Talk about it with someone that you trust.
It’s right to talk about sex!
It’s stupid to drive if the robot is red…
If I then still decide to have sex?
- I need to know what the consequences will be and be ready to bear them.
- I need to use contraceptives and know how they work. A clinic sister or social worker can give advice.
- I need to use condoms every time I have sex.
- I need to stay faithful to one partner.
And what about falling pregnant? Before you choose to fall pregnant, you need to know:
- Young girls’ bodies are not yet ready to carry a baby; they are also not emotionally ready.
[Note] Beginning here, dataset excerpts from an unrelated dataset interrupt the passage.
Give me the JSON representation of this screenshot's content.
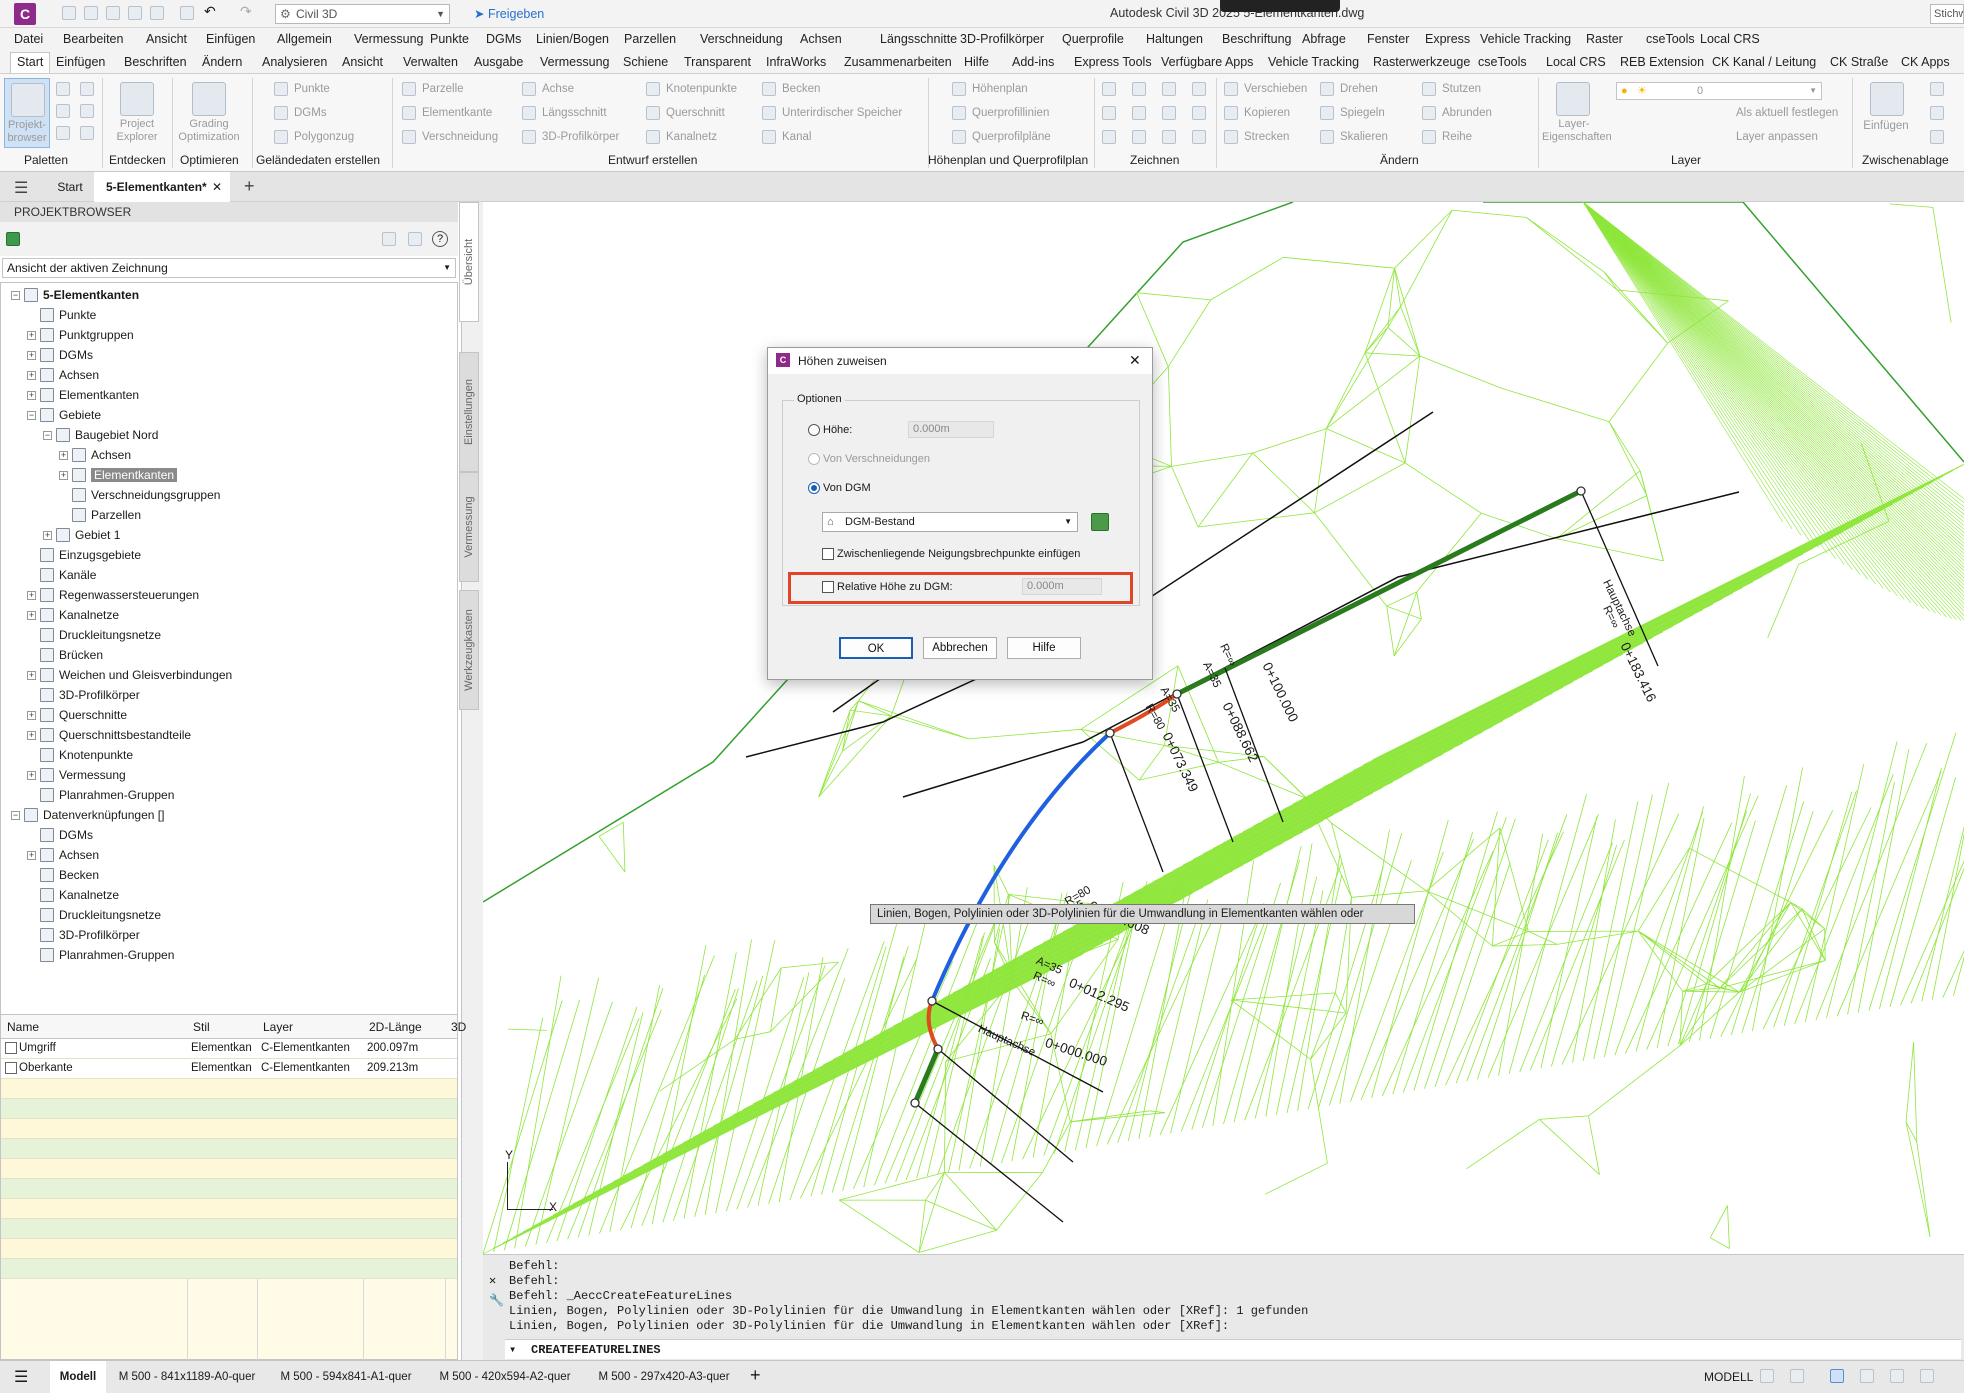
{
  "title": {
    "app_logo": "C",
    "workspace": "Civil 3D",
    "share": "Freigeben",
    "window_title": "Autodesk Civil 3D 2025   5-Elementkanten.dwg",
    "search": "Stichw"
  },
  "menu": [
    "Datei",
    "Bearbeiten",
    "Ansicht",
    "Einfügen",
    "Allgemein",
    "Vermessung",
    "Punkte",
    "DGMs",
    "Linien/Bogen",
    "Parzellen",
    "Verschneidung",
    "Achsen",
    "Längsschnitte",
    "3D-Profilkörper",
    "Querprofile",
    "Haltungen",
    "Beschriftung",
    "Abfrage",
    "Fenster",
    "Express",
    "Vehicle Tracking",
    "Raster",
    "cseTools",
    "Local CRS"
  ],
  "tabs": [
    "Start",
    "Einfügen",
    "Beschriften",
    "Ändern",
    "Analysieren",
    "Ansicht",
    "Verwalten",
    "Ausgabe",
    "Vermessung",
    "Schiene",
    "Transparent",
    "InfraWorks",
    "Zusammenarbeiten",
    "Hilfe",
    "Add-ins",
    "Express Tools",
    "Verfügbare Apps",
    "Vehicle Tracking",
    "Rasterwerkzeuge",
    "cseTools",
    "Local CRS",
    "REB Extension",
    "CK Kanal / Leitung",
    "CK Straße",
    "CK Apps"
  ],
  "ribbon": {
    "projektbrowser": "Projekt-browser",
    "projektexplorer": "Project Explorer",
    "grading": "Grading Optimization",
    "punkte": "Punkte",
    "dgms": "DGMs",
    "polygonzug": "Polygonzug",
    "parzelle": "Parzelle",
    "elementkante": "Elementkante",
    "verschneidung": "Verschneidung",
    "achse": "Achse",
    "laengsschnitt": "Längsschnitt",
    "profilkoerper": "3D-Profilkörper",
    "knotenpunkte": "Knotenpunkte",
    "querschnitt": "Querschnitt",
    "kanalnetz": "Kanalnetz",
    "becken": "Becken",
    "speicher": "Unterirdischer Speicher",
    "kanal": "Kanal",
    "hoehenplan": "Höhenplan",
    "querprofillinien": "Querprofillinien",
    "querprofilplaene": "Querprofilpläne",
    "verschieben": "Verschieben",
    "drehen": "Drehen",
    "stutzen": "Stutzen",
    "kopieren": "Kopieren",
    "spiegeln": "Spiegeln",
    "abrunden": "Abrunden",
    "strecken": "Strecken",
    "skalieren": "Skalieren",
    "reihe": "Reihe",
    "layer_eig": "Layer-Eigenschaften",
    "layer_value": "0",
    "als_aktuell": "Als aktuell festlegen",
    "layer_anpassen": "Layer anpassen",
    "einfuegen": "Einfügen",
    "panels": [
      "Paletten",
      "Entdecken",
      "Optimieren",
      "Geländedaten erstellen",
      "Entwurf erstellen",
      "Höhenplan und Querprofilplan",
      "Zeichnen",
      "Ändern",
      "Layer",
      "Zwischenablage"
    ]
  },
  "doctabs": {
    "start": "Start",
    "active": "5-Elementkanten*"
  },
  "browser": {
    "header": "PROJEKTBROWSER",
    "view_select": "Ansicht der aktiven Zeichnung",
    "side_tabs": [
      "Übersicht",
      "Einstellungen",
      "Vermessung",
      "Werkzeugkasten"
    ],
    "tree": [
      {
        "label": "5-Elementkanten",
        "level": 0,
        "exp": "-",
        "bold": true
      },
      {
        "label": "Punkte",
        "level": 1,
        "exp": ""
      },
      {
        "label": "Punktgruppen",
        "level": 1,
        "exp": "+"
      },
      {
        "label": "DGMs",
        "level": 1,
        "exp": "+"
      },
      {
        "label": "Achsen",
        "level": 1,
        "exp": "+"
      },
      {
        "label": "Elementkanten",
        "level": 1,
        "exp": "+"
      },
      {
        "label": "Gebiete",
        "level": 1,
        "exp": "-"
      },
      {
        "label": "Baugebiet Nord",
        "level": 2,
        "exp": "-"
      },
      {
        "label": "Achsen",
        "level": 3,
        "exp": "+"
      },
      {
        "label": "Elementkanten",
        "level": 3,
        "exp": "+",
        "sel": true
      },
      {
        "label": "Verschneidungsgruppen",
        "level": 3,
        "exp": ""
      },
      {
        "label": "Parzellen",
        "level": 3,
        "exp": ""
      },
      {
        "label": "Gebiet 1",
        "level": 2,
        "exp": "+"
      },
      {
        "label": "Einzugsgebiete",
        "level": 1,
        "exp": ""
      },
      {
        "label": "Kanäle",
        "level": 1,
        "exp": ""
      },
      {
        "label": "Regenwassersteuerungen",
        "level": 1,
        "exp": "+"
      },
      {
        "label": "Kanalnetze",
        "level": 1,
        "exp": "+"
      },
      {
        "label": "Druckleitungsnetze",
        "level": 1,
        "exp": ""
      },
      {
        "label": "Brücken",
        "level": 1,
        "exp": ""
      },
      {
        "label": "Weichen und Gleisverbindungen",
        "level": 1,
        "exp": "+"
      },
      {
        "label": "3D-Profilkörper",
        "level": 1,
        "exp": ""
      },
      {
        "label": "Querschnitte",
        "level": 1,
        "exp": "+"
      },
      {
        "label": "Querschnittsbestandteile",
        "level": 1,
        "exp": "+"
      },
      {
        "label": "Knotenpunkte",
        "level": 1,
        "exp": ""
      },
      {
        "label": "Vermessung",
        "level": 1,
        "exp": "+"
      },
      {
        "label": "Planrahmen-Gruppen",
        "level": 1,
        "exp": ""
      },
      {
        "label": "Datenverknüpfungen []",
        "level": 0,
        "exp": "-"
      },
      {
        "label": "DGMs",
        "level": 1,
        "exp": ""
      },
      {
        "label": "Achsen",
        "level": 1,
        "exp": "+"
      },
      {
        "label": "Becken",
        "level": 1,
        "exp": ""
      },
      {
        "label": "Kanalnetze",
        "level": 1,
        "exp": ""
      },
      {
        "label": "Druckleitungsnetze",
        "level": 1,
        "exp": ""
      },
      {
        "label": "3D-Profilkörper",
        "level": 1,
        "exp": ""
      },
      {
        "label": "Planrahmen-Gruppen",
        "level": 1,
        "exp": ""
      }
    ],
    "grid": {
      "columns": [
        "Name",
        "Stil",
        "Layer",
        "2D-Länge",
        "3D"
      ],
      "rows": [
        [
          "Umgriff",
          "Elementkan",
          "C-Elementkanten",
          "200.097m"
        ],
        [
          "Oberkante",
          "Elementkan",
          "C-Elementkanten",
          "209.213m"
        ]
      ]
    }
  },
  "dialog": {
    "title": "Höhen zuweisen",
    "group": "Optionen",
    "hoehe": "Höhe:",
    "hoehe_value": "0.000m",
    "von_verschneidungen": "Von Verschneidungen",
    "von_dgm": "Von DGM",
    "dgm_value": "DGM-Bestand",
    "zwischen": "Zwischenliegende Neigungsbrechpunkte einfügen",
    "relativ": "Relative Höhe zu DGM:",
    "relativ_value": "0.000m",
    "ok": "OK",
    "cancel": "Abbrechen",
    "help": "Hilfe",
    "highlight_color": "#e0452a"
  },
  "canvas": {
    "tooltip": "Linien, Bogen, Polylinien oder 3D-Polylinien für die Umwandlung in Elementkanten wählen oder",
    "labels": {
      "hauptachse_top": "Hauptachse",
      "r_inf_top": "R=∞",
      "st_183": "0+183.416",
      "st_100": "0+100.000",
      "st_088": "0+088.662",
      "r_inf_088": "R=∞",
      "a35_088": "A=35",
      "st_073": "0+073.349",
      "a35_073": "A=35",
      "r80_073": "R=80",
      "st_027": "0+027.608",
      "r80_027": "R=80",
      "a35_027": "A=35",
      "st_012": "0+012.295",
      "a35_012": "A=35",
      "r_inf_012": "R=∞",
      "st_000": "0+000.000",
      "r_inf_000": "R=∞",
      "hauptachse_bot": "Hauptachse",
      "axis_y": "Y",
      "axis_x": "X"
    },
    "mesh_color": "#8ee63a"
  },
  "cmd": {
    "lines": [
      "Befehl:",
      "Befehl:",
      "Befehl: _AeccCreateFeatureLines",
      "Linien, Bogen, Polylinien oder 3D-Polylinien für die Umwandlung in Elementkanten wählen oder [XRef]: 1 gefunden",
      "Linien, Bogen, Polylinien oder 3D-Polylinien für die Umwandlung in Elementkanten wählen oder [XRef]:"
    ],
    "input": "CREATEFEATURELINES"
  },
  "status": {
    "tabs": [
      "Modell",
      "M 500 - 841x1189-A0-quer",
      "M 500 - 594x841-A1-quer",
      "M 500 - 420x594-A2-quer",
      "M 500 - 297x420-A3-quer"
    ],
    "model": "MODELL"
  }
}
- If you fall pregnant and decide to keep the baby, it places more pressure on yourself and on the people closest to you. It demands a lot of time and money.
- That one can make money out of the government grants for young, unmarried mums, is false. These grants barely cover one fifth of the money that is really needed to raise a baby.
- If you are too young, you will not really know how to raise a baby – and you will also struggle to finish school.
- It isn’t right towards yourself to carry too many tasks and responsibilities as a teenage mum – first there is a wonderful life which you need to explore and enjoy. There are many other fun things which you should not miss.
What other choices are there?
- You can rather wait before you become sexually active or pregnant – there are many others who also choose to wait… and they are not sorry!
- First enjoy just to be a teenager and to do fun things with your friends, things that fit with being a teenager and which do not hold any great dangers: visiting and chatting, listening to music, taking part in adventurous outings, reading and being interested in the world around you – there are so many exciting things to explore and learn!
- You can have a wonderful relationship with a boyfriend without sex. There are so many other things that you can do together within a relationship of love and respect! One should first get to know one another and learn to love and trust one another.
- Be a friend to others, help people who need you.
- Choose the right friends and especially the right boyfriend, who has respect for you and will wait with you until the time is right.
- Realise that you and your body are very special: you deserve the respect of other people.
- Dream about your future and work on it to make dreams come true.
- First concentrate on your studies – it will mean so much more for your future.
- Take part in sport and other school activities – practice, eat correctly, sleep enough.
- Avoid dangerous places where you will have difficulty saying no. Also avoid alcohol and drugs.
- If you cannot discuss sex with your parents, talk to other adults whom you trust about sex and pregnancy – visit a clinic or a social worker, even without your parents’ consent if necessary.
- If you have already had sex, it does not mean that you cannot stop and wait again until you are older.
- Become part of the church or a youth group at the church.
- Remember, Jesus Christ wants to start a relationship with you: He really cares about you, He understands, He wants to protect and help you, He does not want you to get hurt, He can save you… talk to Him about your life choices and ask that He leads you on the right path.
- Therefore it is also good and necessary to be obedient to his Word.